Adventures With Lloyd

on CanoeCanadaEast.Com

Gear and Kit


The Kitchen

Some people only cook on gas stoves. That is fine in the arctic but here in eastern Canada, there is plenty of deadwood and learning to cook on a fine bed of coals is not that difficult. There is not much I cannot cook on a wood fire if I put my mind to it. Knowing a thing or two about fire helps and temperature control is the key. Cleanup is also important if you do not want animal visitors raiding your camp. Burning any and all packaging and cans to do away with food smells is a must. Then the cans can be crushed small with an axe or rock and packed out. You do not need a lot in the way of kitchen gear but depending on the size of your group a basic outdoor cooking set is the bare minimum.



The average camping cook set is enamelware and costs about $20. It consists of a kettle, a large pot, a frying pan, four cups and four plates. Except for the fact that eventually the handle on the frying pan is going to break off, enamel cook wear is tough, however it doesn't pack well and is heavy. The other problem is that the metal cups and plates transfer heat directly into your hand as you try to hold it. Unless you want to eat wearing big leather gloves this is not the best set up you can own. In spite of all of its drawbacks, I still like it and use it for picnics and backyard barbeques, I just don't use it on canoe trips.


My new set packs up well and is light as a feather and even comes with a handy travel bag that all fits into the top of my backpack. It consists of a large pot with a colander top, a large divided frying pan so you can cook things separate, there is a medium and small pot and a smaller undivided frying pan. The last piece in the kit is the lifter which works like a pair of pliers to grab and lift the pots.

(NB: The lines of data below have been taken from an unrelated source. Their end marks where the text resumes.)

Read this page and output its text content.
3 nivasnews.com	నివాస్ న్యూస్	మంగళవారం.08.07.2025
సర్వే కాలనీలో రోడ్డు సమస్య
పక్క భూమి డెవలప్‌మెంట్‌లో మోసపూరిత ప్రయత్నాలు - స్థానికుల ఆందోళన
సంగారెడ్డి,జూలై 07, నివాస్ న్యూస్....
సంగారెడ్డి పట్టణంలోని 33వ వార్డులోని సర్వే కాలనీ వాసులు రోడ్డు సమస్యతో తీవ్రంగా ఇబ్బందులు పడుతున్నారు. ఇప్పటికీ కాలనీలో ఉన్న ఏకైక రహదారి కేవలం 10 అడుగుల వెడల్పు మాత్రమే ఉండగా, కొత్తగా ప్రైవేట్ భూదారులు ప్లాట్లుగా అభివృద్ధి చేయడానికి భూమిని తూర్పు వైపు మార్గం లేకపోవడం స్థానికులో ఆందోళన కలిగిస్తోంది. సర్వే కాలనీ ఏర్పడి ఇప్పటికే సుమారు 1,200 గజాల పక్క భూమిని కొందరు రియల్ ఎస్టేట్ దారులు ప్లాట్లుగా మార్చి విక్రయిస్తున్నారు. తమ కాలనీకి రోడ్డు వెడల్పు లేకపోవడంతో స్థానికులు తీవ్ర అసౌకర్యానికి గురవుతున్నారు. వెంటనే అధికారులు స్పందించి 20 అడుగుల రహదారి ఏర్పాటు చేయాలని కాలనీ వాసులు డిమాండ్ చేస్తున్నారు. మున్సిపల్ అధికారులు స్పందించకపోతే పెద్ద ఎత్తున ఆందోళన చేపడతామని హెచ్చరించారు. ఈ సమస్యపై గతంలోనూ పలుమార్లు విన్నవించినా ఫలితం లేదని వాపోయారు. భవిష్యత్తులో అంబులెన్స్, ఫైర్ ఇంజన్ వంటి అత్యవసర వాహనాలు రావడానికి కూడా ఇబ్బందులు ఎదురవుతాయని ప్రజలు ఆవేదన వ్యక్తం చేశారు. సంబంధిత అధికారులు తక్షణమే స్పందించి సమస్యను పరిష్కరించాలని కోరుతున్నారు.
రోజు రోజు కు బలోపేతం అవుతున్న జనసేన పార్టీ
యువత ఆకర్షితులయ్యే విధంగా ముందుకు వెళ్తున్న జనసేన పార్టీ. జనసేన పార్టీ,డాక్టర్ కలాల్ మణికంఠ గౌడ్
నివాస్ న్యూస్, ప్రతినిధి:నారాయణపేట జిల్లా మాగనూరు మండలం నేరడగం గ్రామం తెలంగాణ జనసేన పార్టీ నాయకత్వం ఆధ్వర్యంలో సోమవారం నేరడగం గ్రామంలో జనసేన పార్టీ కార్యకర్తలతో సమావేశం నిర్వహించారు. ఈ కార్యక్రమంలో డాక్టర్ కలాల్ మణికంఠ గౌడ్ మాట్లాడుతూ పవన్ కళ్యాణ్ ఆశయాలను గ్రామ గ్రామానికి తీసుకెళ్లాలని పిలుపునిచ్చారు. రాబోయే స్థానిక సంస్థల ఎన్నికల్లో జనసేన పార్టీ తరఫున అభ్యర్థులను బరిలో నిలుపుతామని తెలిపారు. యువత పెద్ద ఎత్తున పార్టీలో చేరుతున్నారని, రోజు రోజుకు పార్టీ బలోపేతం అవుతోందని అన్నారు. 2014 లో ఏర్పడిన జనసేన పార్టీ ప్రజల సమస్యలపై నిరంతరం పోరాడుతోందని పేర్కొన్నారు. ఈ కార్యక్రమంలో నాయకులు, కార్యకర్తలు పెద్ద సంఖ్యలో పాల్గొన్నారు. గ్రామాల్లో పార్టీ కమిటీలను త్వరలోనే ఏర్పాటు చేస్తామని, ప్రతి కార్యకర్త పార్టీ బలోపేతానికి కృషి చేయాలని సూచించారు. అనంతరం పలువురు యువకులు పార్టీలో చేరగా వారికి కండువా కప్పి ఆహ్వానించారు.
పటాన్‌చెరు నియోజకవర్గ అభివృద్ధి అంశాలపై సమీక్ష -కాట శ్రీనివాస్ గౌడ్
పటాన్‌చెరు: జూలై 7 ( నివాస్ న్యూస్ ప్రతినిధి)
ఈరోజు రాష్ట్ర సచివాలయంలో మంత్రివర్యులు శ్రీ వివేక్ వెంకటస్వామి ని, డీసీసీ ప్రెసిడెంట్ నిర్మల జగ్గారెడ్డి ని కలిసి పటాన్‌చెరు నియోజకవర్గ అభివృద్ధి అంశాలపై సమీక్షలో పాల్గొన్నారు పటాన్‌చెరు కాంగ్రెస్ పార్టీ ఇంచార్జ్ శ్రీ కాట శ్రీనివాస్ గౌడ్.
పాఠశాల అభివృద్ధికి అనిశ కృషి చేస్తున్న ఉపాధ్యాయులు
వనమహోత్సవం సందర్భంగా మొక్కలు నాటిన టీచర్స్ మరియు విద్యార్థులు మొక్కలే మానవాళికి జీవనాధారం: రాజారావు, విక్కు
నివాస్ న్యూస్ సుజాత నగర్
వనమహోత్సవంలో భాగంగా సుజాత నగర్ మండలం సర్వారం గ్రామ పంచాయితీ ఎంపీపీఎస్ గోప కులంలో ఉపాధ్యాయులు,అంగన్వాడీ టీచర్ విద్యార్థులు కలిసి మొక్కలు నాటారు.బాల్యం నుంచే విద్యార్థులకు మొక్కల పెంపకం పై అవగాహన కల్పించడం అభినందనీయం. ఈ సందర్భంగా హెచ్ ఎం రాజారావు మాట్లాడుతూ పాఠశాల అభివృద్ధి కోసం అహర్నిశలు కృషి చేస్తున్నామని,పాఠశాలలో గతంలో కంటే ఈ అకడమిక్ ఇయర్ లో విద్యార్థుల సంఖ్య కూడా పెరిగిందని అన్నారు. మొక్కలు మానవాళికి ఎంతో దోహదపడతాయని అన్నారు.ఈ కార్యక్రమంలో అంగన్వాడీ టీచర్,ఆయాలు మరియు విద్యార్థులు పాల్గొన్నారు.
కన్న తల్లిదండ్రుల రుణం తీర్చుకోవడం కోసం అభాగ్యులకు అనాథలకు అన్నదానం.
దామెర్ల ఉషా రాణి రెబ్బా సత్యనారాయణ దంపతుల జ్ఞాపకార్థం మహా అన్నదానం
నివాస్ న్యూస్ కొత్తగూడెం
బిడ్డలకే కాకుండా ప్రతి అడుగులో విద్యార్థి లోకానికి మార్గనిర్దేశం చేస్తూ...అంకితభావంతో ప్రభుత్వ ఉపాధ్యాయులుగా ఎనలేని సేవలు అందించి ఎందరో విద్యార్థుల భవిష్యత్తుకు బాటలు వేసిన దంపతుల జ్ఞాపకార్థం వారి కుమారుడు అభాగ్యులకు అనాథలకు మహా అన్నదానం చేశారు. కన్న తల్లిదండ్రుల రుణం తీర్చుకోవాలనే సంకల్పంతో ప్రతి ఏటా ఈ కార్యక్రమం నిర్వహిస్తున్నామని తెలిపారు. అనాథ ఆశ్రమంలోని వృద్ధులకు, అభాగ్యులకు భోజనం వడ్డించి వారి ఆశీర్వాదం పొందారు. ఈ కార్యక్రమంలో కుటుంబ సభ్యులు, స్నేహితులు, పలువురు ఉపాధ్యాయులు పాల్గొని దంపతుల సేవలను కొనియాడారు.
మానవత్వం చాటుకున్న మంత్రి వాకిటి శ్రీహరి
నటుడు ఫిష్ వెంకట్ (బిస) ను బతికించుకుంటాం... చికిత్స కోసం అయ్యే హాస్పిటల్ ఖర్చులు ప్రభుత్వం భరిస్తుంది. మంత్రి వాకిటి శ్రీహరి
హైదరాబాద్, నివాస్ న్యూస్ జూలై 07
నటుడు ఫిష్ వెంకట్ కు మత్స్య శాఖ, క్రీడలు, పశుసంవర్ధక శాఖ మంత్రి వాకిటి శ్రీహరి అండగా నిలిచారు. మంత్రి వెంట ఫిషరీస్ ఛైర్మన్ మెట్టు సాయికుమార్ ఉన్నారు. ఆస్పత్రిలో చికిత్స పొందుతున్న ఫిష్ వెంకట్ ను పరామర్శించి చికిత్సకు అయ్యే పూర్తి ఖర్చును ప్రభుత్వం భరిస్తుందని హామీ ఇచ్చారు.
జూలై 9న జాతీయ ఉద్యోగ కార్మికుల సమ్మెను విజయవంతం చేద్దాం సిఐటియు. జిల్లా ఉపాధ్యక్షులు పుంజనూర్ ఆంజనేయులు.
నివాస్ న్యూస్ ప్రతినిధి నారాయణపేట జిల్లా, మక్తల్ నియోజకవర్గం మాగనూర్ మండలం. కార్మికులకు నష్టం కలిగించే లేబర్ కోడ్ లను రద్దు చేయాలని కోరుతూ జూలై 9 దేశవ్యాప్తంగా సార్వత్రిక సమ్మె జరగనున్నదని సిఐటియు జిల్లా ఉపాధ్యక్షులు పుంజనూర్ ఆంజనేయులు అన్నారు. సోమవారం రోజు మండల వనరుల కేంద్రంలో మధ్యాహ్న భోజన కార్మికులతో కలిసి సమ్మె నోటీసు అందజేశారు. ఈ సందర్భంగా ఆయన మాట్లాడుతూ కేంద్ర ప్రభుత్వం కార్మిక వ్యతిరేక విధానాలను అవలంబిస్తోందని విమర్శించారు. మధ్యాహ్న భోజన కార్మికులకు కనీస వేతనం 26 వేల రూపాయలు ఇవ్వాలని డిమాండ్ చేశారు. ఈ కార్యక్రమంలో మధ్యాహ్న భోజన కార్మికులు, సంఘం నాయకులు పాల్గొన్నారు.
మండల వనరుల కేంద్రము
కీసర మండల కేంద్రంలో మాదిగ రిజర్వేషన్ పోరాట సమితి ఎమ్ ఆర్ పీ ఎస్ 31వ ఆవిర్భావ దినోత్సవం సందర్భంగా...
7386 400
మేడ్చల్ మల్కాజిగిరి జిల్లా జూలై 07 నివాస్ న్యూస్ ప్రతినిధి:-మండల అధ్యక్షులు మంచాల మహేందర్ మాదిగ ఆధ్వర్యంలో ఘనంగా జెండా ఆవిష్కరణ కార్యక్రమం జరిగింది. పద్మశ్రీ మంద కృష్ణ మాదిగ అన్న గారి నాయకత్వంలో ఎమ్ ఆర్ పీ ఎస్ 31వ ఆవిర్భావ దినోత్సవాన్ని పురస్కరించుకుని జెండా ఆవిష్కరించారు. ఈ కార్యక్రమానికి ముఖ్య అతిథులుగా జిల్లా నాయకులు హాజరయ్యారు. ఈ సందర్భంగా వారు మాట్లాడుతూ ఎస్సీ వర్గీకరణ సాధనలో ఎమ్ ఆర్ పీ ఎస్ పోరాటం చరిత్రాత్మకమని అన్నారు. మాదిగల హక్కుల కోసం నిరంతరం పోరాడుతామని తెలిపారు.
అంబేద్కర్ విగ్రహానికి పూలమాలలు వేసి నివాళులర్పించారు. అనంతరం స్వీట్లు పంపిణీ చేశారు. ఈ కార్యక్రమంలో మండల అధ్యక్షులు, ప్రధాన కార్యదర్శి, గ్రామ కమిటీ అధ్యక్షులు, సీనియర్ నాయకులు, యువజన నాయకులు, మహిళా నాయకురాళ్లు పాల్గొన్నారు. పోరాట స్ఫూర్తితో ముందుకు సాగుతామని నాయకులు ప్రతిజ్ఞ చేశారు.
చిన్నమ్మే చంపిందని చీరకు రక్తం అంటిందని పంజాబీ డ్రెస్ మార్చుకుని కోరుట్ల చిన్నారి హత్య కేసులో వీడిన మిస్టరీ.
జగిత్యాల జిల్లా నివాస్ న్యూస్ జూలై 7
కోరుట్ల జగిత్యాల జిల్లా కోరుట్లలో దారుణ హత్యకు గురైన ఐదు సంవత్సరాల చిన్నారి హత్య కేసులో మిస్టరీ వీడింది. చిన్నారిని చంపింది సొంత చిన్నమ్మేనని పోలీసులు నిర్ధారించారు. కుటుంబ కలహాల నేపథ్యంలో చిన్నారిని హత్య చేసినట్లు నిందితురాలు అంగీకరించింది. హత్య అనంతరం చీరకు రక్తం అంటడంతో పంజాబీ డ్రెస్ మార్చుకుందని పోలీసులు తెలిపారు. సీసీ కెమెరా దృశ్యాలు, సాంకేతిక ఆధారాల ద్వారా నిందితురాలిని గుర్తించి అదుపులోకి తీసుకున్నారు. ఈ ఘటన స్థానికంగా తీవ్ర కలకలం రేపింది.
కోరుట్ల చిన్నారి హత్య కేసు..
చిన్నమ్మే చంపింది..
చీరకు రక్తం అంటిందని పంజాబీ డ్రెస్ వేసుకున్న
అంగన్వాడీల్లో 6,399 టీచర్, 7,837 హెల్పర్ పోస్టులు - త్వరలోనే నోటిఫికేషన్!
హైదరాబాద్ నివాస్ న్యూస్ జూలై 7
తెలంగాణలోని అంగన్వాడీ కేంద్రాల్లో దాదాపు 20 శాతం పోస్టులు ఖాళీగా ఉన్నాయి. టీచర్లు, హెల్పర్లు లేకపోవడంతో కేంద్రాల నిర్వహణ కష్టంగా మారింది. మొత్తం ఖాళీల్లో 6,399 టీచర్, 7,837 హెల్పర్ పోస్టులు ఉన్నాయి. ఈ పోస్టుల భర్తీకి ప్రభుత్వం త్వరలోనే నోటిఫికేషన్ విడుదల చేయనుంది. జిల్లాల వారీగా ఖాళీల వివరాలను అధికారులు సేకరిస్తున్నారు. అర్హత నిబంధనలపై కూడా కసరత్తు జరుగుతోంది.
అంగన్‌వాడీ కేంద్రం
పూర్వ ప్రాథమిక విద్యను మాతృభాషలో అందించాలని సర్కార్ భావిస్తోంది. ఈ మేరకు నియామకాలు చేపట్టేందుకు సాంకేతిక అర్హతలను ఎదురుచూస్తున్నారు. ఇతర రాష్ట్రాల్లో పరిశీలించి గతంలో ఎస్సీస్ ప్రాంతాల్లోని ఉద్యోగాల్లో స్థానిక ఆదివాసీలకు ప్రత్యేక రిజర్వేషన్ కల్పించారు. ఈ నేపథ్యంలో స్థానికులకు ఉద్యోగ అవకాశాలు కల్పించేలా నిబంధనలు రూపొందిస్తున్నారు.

There are also some really nice Stainless steel and aluminum sets available out there as well as some good surplus military kits. Mountain Equiptment Co-Op has some nice stuff but be prepared to pay $100 for the high end stuff. Of course if you can't cook to save your soul you would probably be happy with just the basics and for that the Army Surplus is the place to go.

Cast Iron

When given the choice I like to cook with cast iron pots and frying pans but they are not always practical for lugging on portage trails, long hikes, or for having in the canoe on long shallow rocky rivers. In spite of its weight cast iron is about the best for cooking outdoors, it holds the heat longer and distributes it evenly allowing for some marvelous camp meals.



Lexan plates, bowls, and cups are popular these days, but I like the Dollar Store bowls and cups. They are most often four for a dollar and are really tough and unbreakable. It doesn't pay for me to have a lot of high end lexan kicking around, because inevitably it will end up as a chew toy for my dog if I don't put it away fast enough. I don't bother with plates, you can't eat soup off of them, but you can with a bowl. You can also eat anything else from a bowl you want as well. Cups from the Dollar Store are also easier to part with when you lend them to people, or the dog gets them. For hot drinks I stack a couple together to make a thicker cup wall. The good ones I am referring to are not the disposable kind, they actually have some nice stuff at the Dollar Store. We were getting ripped off on a lot of stuff for a lot of years before they came along.



Utensils of appropriate quality can also be found at the Dollar Store. A bag full will last me about two years for about a buck! I have also been known to stock up on utensils and condiments at fast food restaurants before a trip as well! Metal is better on more arduous wilderness trips. You can buy expensive chow kits made from titanium but who needs that? Just take a knife, a fork and a spoon, drill a hole in the handle and attach it to a key ring. Now you have an expensive wilderness utensil kit. Plastic and lexan is harder to clean but is much lighter.



Just add more spice I always say. World Famous puts out these spice jars for about $10 and they can be found at most camp supply stores including chain stores. I have the one on the left and use it quite often. It can bring the worst camp food up a notch. Where it really scores it the fact that it is the whole spice rack in one handy container. The chambers that will naturally get used more often (like salt) are larger than the ones (like curry) that will see much less use. It is made of a tough plastic material and is quite shatterproof.




I use a variety of clean up items in the kitchen. J-Cloths are good for dish washing and a pot scrubber and scraper is a must. J-Cloths are also something you don't mind burning in the fire if it gets a bit too soiled for your liking. All dish washing should be done about fifty meters or more from shore near an active layer of soil so the bacteria can breakdown any small particles left behind. Clean up us very important if you do not want to be tracked for days by raccoons and bears looking for a free meal.